Friday, May 30, 2025

 



I read that "The average person has about 12,000 to 60,000 thoughts per day. Of those, 95% are exactly the same repetitive thoughts as the day before." 

Wow! how sad, what a waste of potential, experience, insight and enjoyment. That very night I read this insightful piece by Martineau, about how God has implanted moral admirations and disgusts ready to awaken into power and do homage to the noble, and spurn the evil. History is long and rich, and the lives of the great and good are never far, but lie scattered like gems in biographies and good fiction that bring this various world before the mind, and in doing so it has a great effect on us. Here is how he describes, so eloquently and thought provokingly, its effect on us.  

"The effect of this wider experience is incalculably great. Opening fresh continents of character to mental survey, and throwing the human tones upon the ear in language unheard before, startling the young observer with the sigh of pity and the vow of justice and the prayer of sorrow, in dialect other than the vernacular, it acts upon the judgments of conscience like foreign travel upon those of perception; and imparts a quickness of insight and breadth of view which are unattainable within a narrow circle, and which, by the very presence within the memory of a thousand other scenes of beauty, bathe the home-landscape in a light of new endearment." 

Thursday, May 29, 2025


 Beginning with the second century, the leadership of the Christian church passed to the early Church Fathers. 

They were men of Greek and Roman training and culture. 

Through them not only Greek philosophical ideals but also Greek methods of thought found an increasingly prominent place in Christianity. 

True to their inheritance and training, these great leaders regarded individual belief as far more important than social living. 

The church began to demand of its followers loyalty to a definite creed rather than loyalty to the service of their fellow men. 

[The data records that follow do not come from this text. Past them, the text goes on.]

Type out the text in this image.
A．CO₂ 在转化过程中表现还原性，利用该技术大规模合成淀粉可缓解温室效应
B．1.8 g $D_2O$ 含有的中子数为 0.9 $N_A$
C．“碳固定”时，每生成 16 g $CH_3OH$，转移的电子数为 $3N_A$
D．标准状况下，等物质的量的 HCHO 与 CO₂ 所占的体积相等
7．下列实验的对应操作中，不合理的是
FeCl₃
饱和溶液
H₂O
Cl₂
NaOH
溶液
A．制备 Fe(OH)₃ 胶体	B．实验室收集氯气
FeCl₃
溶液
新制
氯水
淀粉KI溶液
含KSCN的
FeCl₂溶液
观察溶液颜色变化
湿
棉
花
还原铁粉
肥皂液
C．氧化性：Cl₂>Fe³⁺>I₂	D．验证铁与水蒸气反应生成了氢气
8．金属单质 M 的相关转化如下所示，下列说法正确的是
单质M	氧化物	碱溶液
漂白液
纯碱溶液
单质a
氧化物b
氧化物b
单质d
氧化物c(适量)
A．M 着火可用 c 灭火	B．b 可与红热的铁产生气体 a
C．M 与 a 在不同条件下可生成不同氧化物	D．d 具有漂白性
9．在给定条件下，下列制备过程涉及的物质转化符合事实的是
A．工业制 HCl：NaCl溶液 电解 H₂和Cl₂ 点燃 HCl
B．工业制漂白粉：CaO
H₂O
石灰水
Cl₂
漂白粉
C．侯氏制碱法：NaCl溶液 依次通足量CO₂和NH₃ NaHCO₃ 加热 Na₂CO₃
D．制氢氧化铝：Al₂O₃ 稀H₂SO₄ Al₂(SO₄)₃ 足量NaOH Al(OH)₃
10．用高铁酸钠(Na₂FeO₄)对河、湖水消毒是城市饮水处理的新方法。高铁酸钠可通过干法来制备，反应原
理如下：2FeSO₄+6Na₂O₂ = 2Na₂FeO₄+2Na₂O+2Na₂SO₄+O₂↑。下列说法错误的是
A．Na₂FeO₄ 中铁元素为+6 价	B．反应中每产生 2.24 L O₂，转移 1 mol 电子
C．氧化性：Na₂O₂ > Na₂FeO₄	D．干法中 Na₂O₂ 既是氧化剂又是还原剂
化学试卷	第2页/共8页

As a result, the rank and file of the medieval church were wholly unconscious of the social dynamics which the scripture contain.

The Protestant Reformation put the scriptures again into the hands of the people; but unfortunately, it continued to fix their attention chiefly on the theological and largely ignored the social teachings of the Bible. 

The main emphasis was still on other-worldliness. Religion and practical ethics were regarded simply as the means whereby the individual might secure a title to future blessedness. 

There were a few striking exceptions; but a majority of the Protestant leaders failed to see that the message of historic Christianity is to the living, not to the dead, and that it must express itself in human society as well as in the soul of the individual.

Puritanism, with its splendid emphasis on personal ethics, still largely lacked the social passion. Its leaders, however, were powerfully influenced by the democratic ideals of the prophets and Jesus. Their heroic efforts to found a Christian commonwealth marked the beginnings of a new social consciousness. Until the close of the 19th century, however, a majority of the Protestant churches throughout the world were still under the chilling shadow of the Middle Ages. Even during the last quarter of that century, a prominent Protestant theologian declared: 

“Christianity is not a life: it is a dogma!”  

Charles Foster Kent, PH.D., Litt.D. from “The Social Teachings of the Prophets and Jesus.”  


Thursday, May 15, 2025

 


 "But high hearts are never long without hearing some new call, some distant clarion of God, even in their dreams: and soon they are observed to break up the camp of ease, and start on some fresh march of faithful service.

They do the good only to see the better, and see the better only to achieve it; who are too meek for transport, too faithful for remorse, too earnest for repose; whose worship is action, and whose action is ceaseless aspiration." James Martineau.